A South African Double Bill

Right, there was going to be a lame intro here about the imminence of Christmas and how generally unprepared I am, but it was Not Very Interesting and has gone the way of the delete key. So instead I shall simply cut to the chase. Yesterday I was at the Young Vic to see both shows in their double bill of South African re-workings of familiar stories. First up, A Christmas Carol or Ikrismas Kherol if you will. This opens with one of the most visually striking sequences I’ve seen in a while; it made me jiggle in my seat with pleasure. Starting in darkness, a group of miners, guided by the torch beams of their helmets, stomp down from the galleries above the stage, and proceed to use chains and drums to replicate the cacophony of life in the mine. It’s unsubtle and rather batters the senses, but it works – works better than perhaps any other element of the show, where pesky things like narrative start getting in the way.
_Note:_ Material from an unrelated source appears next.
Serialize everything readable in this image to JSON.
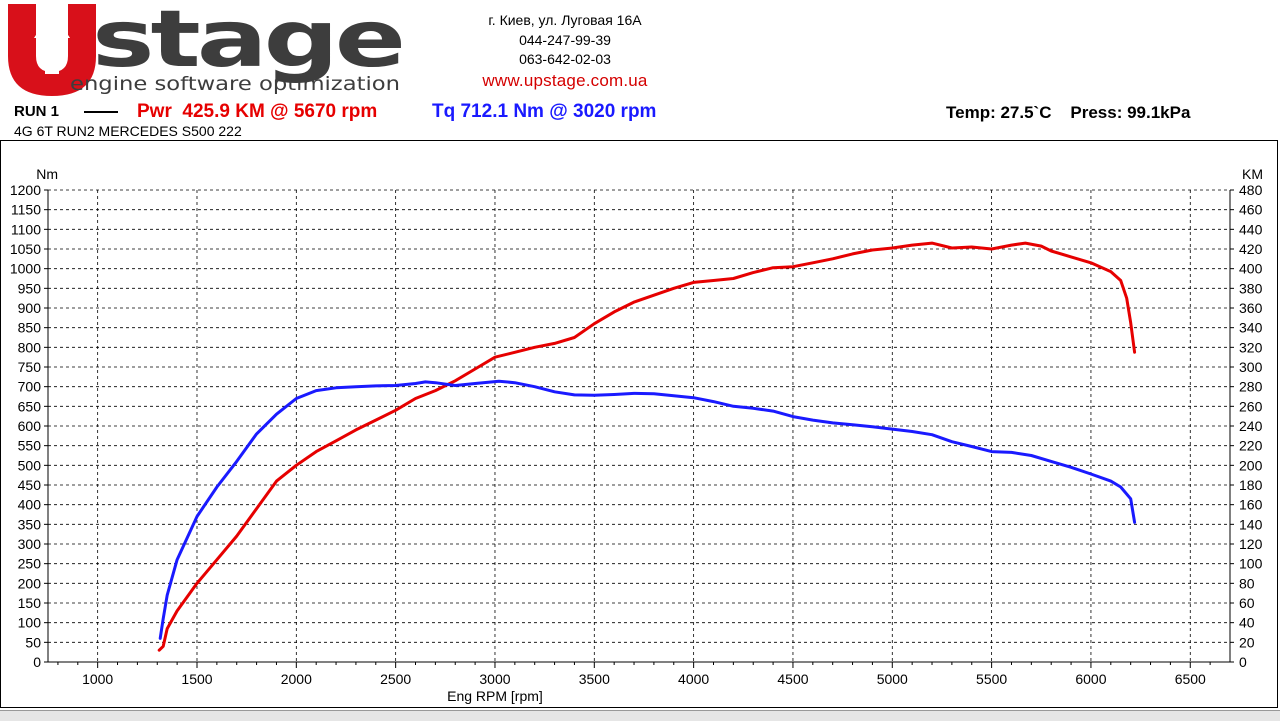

Scrooge is played by singer Pauline Malefane, a mezzo-soprano I believe, who won acclaim as Carmen a couple of years back. She is, in accordance with the story, visited by three ghosts. The first of these spirits is a lady in a prim white suit who shows Scrooge images of her impoverished childhood. These, in an interesting touch, are projected on to a white screen across the back of the stage, having been shot on digital video. They reveal that Scrooge’s mother died when she was a young age and that she had a sister who was forced into prostitution in order to support them both, who then also died. These scenes, filmed in the townships of South Africa, are played out in silence with the performers adding sound-effects, vocals and narration where necessary. They also provide a dramatic counterpoint to the show’s opening, where the workings of a gold mine were conjured so vibrantly; these video sequences have the opposite effect. What we see is ‘realer’ but also, conversely, more distant, less alive. The production devotes a good chunk of its running time to these videos as well, which I felt rather knocked it off balance.

Because this is A Christmas Carol, one cannot escape without a moral message being rammed home before the curtain falls (or, rather in the case of this show, before the upbeat percussive finale) but they just about managed to swing these scenes, using bundles of cloth to make the 'every three seconds a child dies of want and ignorance' line less hectoring than it might have been.

I also caught the second production, which will be playing in rep with A Christmas Carol, a version of Mozart’s The Magic Flute by the same company, with Malefane now playing the Queen of the Night. Now, opera remains one of my cultural blindspots, so I have no other productions to compare this to. But I enjoyed it a lot, everything was done with a degree of visual flair. I have no idea why there was a trio of ladies in lavender suits with angels’ wings but I know I liked it. And the children I could see in the front row were bouncing along happily rather than sullenly swinging their legs, a fairly good indicator of how well a show like this is working.

However, perhaps to invoke appropriately wintery feelings in the audience, it was absolutely freezing in the Young Vic for both performances. Take a coat - and be prepared to wear it.